The New York Times on the sleeping controller at Washington National Airport a few days ago:

In fact, the vast majority of the nation’s 19,000 airports do not have control towers. At those smaller airports, typically used for general aviation, pilots are responsible for logging into a specific frequency to broadcast their position and their intention to land. Airports that have scheduled commercial traffic, however, are required to have a tower that is staffed.

While this is mostly true, I take issue with the last sentence, because the way I read it, the author intends for the word “staffed” to imply “staffed around the clock” or “staffed when scheduled commercial flights are scheduled to arrive or depart”. Both of these interpretations, however, are false, and I’ve personally operated several flights on scheduled airlines that landed at airports that were “uncontrolled” because the tower was closed (i.e., not staffed).

(I also take issue with the general media hysteria over the idea that “uncontrolled” airports are a dangerous, risky free-for-all. There are right-of-way rules that apply to air traffic at all times, regardless of whether a disembodied voice in your headphones is telling a pilot what to do or not, and pilots are always responsible to see and avoid other aircraft when able to see outside the airplane.)

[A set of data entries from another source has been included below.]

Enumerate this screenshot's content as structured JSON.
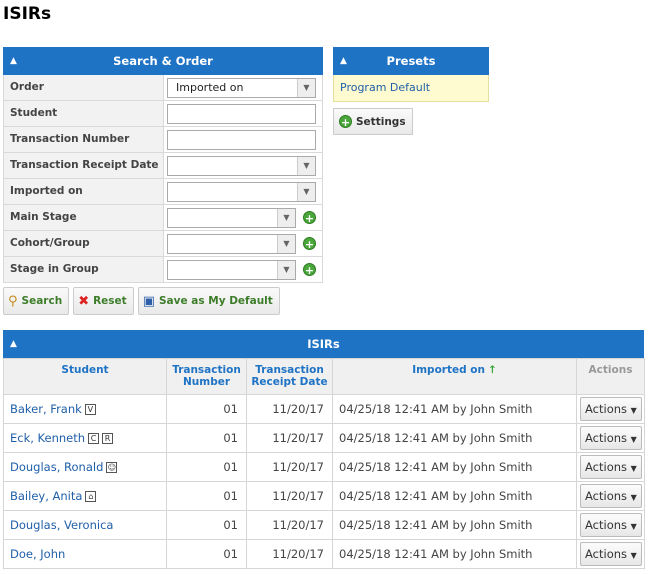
{
  "page_title": "ISIRs",
  "search_panel": {
    "title": "Search & Order",
    "rows": [
      {
        "label": "Order",
        "value": "Imported on"
      },
      {
        "label": "Student"
      },
      {
        "label": "Transaction Number"
      },
      {
        "label": "Transaction Receipt Date"
      },
      {
        "label": "Imported on"
      },
      {
        "label": "Main Stage"
      },
      {
        "label": "Cohort/Group"
      },
      {
        "label": "Stage in Group"
      }
    ],
    "buttons": {
      "search": "Search",
      "reset": "Reset",
      "save_default": "Save as My Default"
    }
  },
  "presets": {
    "title": "Presets",
    "item": "Program Default",
    "settings": "Settings"
  },
  "isirs": {
    "title": "ISIRs",
    "columns": {
      "student": "Student",
      "transaction_number": "Transaction Number",
      "receipt_date": "Transaction Receipt Date",
      "imported_on": "Imported on",
      "actions": "Actions"
    },
    "rows": [
      {
        "student": "Baker, Frank",
        "badges": [
          "V"
        ],
        "txn": "01",
        "date": "11/20/17",
        "imported": "04/25/18 12:41 AM by John Smith",
        "action": "Actions"
      },
      {
        "student": "Eck, Kenneth",
        "badges": [
          "C",
          "R"
        ],
        "txn": "01",
        "date": "11/20/17",
        "imported": "04/25/18 12:41 AM by John Smith",
        "action": "Actions"
      },
      {
        "student": "Douglas, Ronald",
        "badges": [
          "☺"
        ],
        "txn": "01",
        "date": "11/20/17",
        "imported": "04/25/18 12:41 AM by John Smith",
        "action": "Actions"
      },
      {
        "student": "Bailey, Anita",
        "badges": [
          "⌂"
        ],
        "txn": "01",
        "date": "11/20/17",
        "imported": "04/25/18 12:41 AM by John Smith",
        "action": "Actions"
      },
      {
        "student": "Douglas, Veronica",
        "badges": [],
        "txn": "01",
        "date": "11/20/17",
        "imported": "04/25/18 12:41 AM by John Smith",
        "action": "Actions"
      },
      {
        "student": "Doe, John",
        "badges": [],
        "txn": "01",
        "date": "11/20/17",
        "imported": "04/25/18 12:41 AM by John Smith",
        "action": "Actions"
      }
    ]
  }
}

Some experts questioned whether adding a second controller for the midnight shift, when most airports restrict or shut down for traffic, would help at all.

“I am not sure the answer is to have multiple heartbeats at a time of the day when nothing is happening,” said Robert W. Mann Jr., an aviation industry expert in Port Washington, N.Y. “You might have well have a dog in the tower along with the controller. The dog could bite the controller if he fell asleep.”

I generally agree with Mr. Mann — the answer is probably not to require two people working a graveyard shift. However, I disagree with his suggestion. The answer isn’t technological or other ways to ensure a lone controller stays awake; the answer is not to assign graveyard shifts on four consecutive nights in the first place to someone in a safety-critical position who also has multiple other responsibilities. (The controller in this incident was, apparently, a supervisor, and it’s my understanding that controllers’ shifts can vary quite a bit. We pilots deal with issues like this, too, and I don’t believe highly variable schedules are safe for pilots, either.) If that means hiring more controllers, so be it. Spending a few million dollars per year on aviation safety seems worth the tradeoff when you consider that even the least-expensive airline accident could easily cost in the hundreds of millions.